Nepal’s Health Insurance Shake-Up: Private Hospitals Lose Coverage Except for Emergencies
Nepal’s Health Insurance Board is suspending insurance services at private hospitals and medical colleges from May 29, leaving only emergency care available as the program faces a deepening financial crisis.
Private hospital insurance services are being suspended nationwide
Nepal’s Health Insurance Board has decided to suspend health insurance services at private hospitals and medical colleges from May 29, leaving only emergency care available until further notice. The decision was made during a board meeting on May 24 and was announced as the program faces a worsening financial crisis.
The move is expected to hit insured patients hardest, especially those who depend on private facilities for outpatient visits, diagnostic tests, surgeries, medicines, and other routine treatments.
What changes on May 29
Under the new decision, regular insurance-covered services at private health institutions will stop, while emergency services will continue uninterrupted.
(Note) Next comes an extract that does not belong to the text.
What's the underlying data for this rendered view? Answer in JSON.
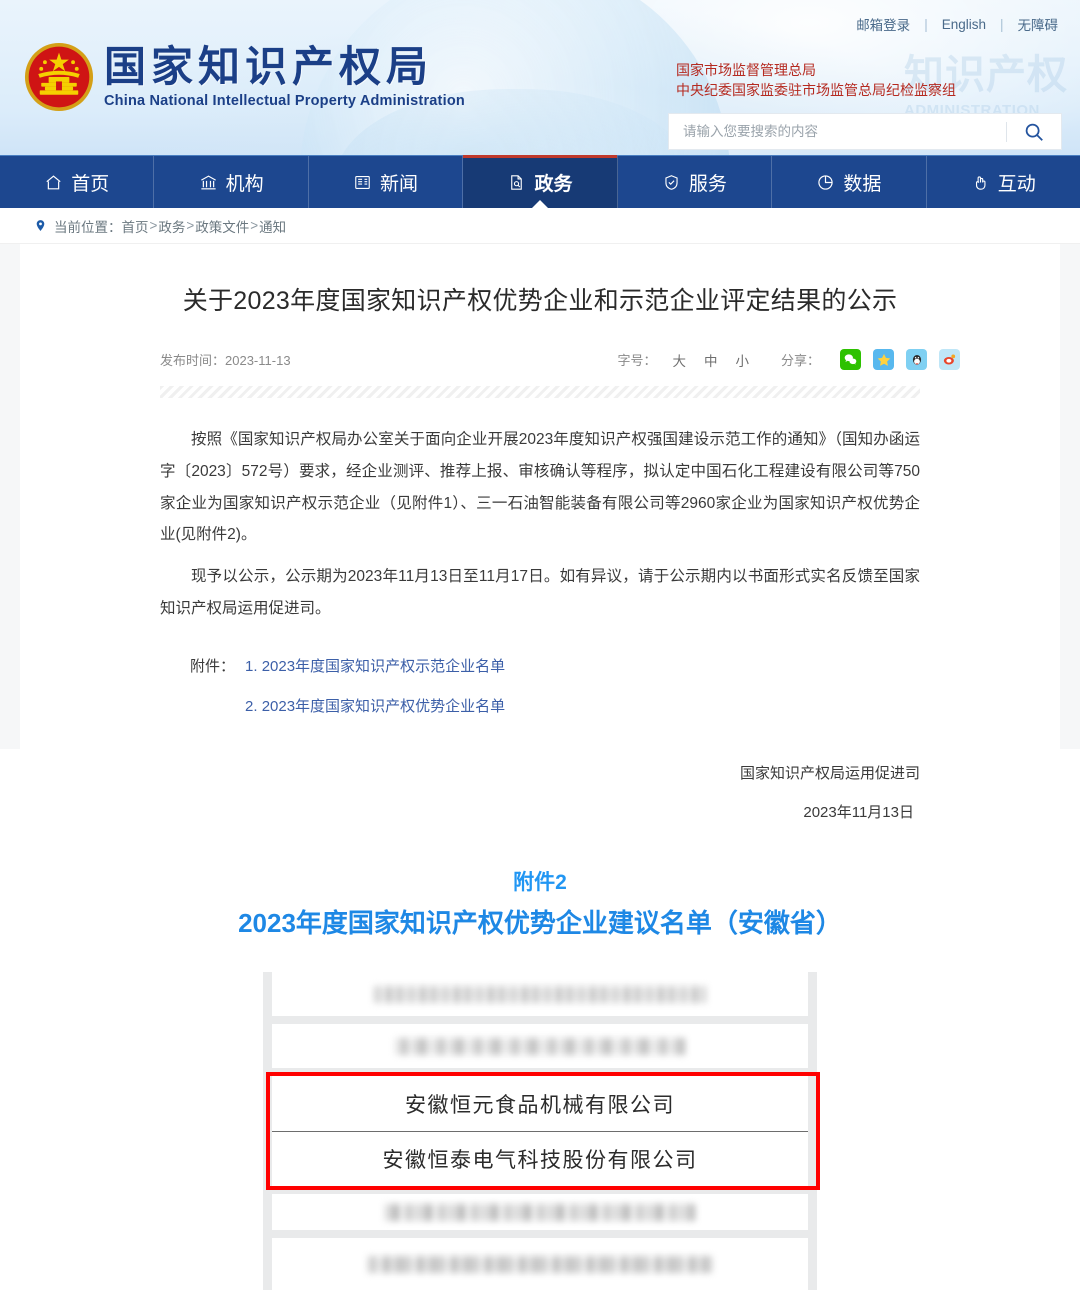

That means patients can still receive urgent care, but they will likely need to pay out of pocket or seek alternatives for non-emergency treatment.
According to the board, the suspension applies to private institutions operating under the health insurance program across the country. Reports indicate that 36 private health institutions have been working under the scheme.
Why the board took this step
The board says the program is heading toward a serious crisis because of growing financial pressure. It reportedly still owes service providers around Rs 16 billion, with hospitals and medical colleges left waiting for reimbursement for years.
Private hospitals have long complained about delayed claim settlements, unpaid dues, and administrative hurdles. Those complaints now appear to have reached a breaking point, forcing the board to reduce services.
Who will feel the impact most
Patients who rely on insurance coverage for routine care at private hospitals are likely to be the most affected. For many families, private facilities are the most accessible option for tests, specialist consultations, and scheduled procedures.
The suspension could also increase pressure on public hospitals, which may already be stretched by demand from patients redirected away from private institutions.
A broader warning about the insurance system
The decision has intensified criticism of Nepal’s health insurance program, which was originally launched with the promise of making healthcare more accessible. Instead, the scheme is now being described by critics as financially unstable and administratively weak.
Experts and hospital operators have argued that the program was expanded without enough attention to long-term funding, service quality, and sustainability. The current suspension is now being seen as one of the clearest signs yet that the system is under severe strain.
What happens next
For now, the board has not said when full insurance services at private hospitals will resume. Until further notice, patients using private facilities should expect insurance coverage to be limited to emergencies only.
That leaves the future of Nepal’s private-hospital insurance network uncertain, and puts the program’s financial health under a spotlight at a moment when patients and providers alike are looking for answers.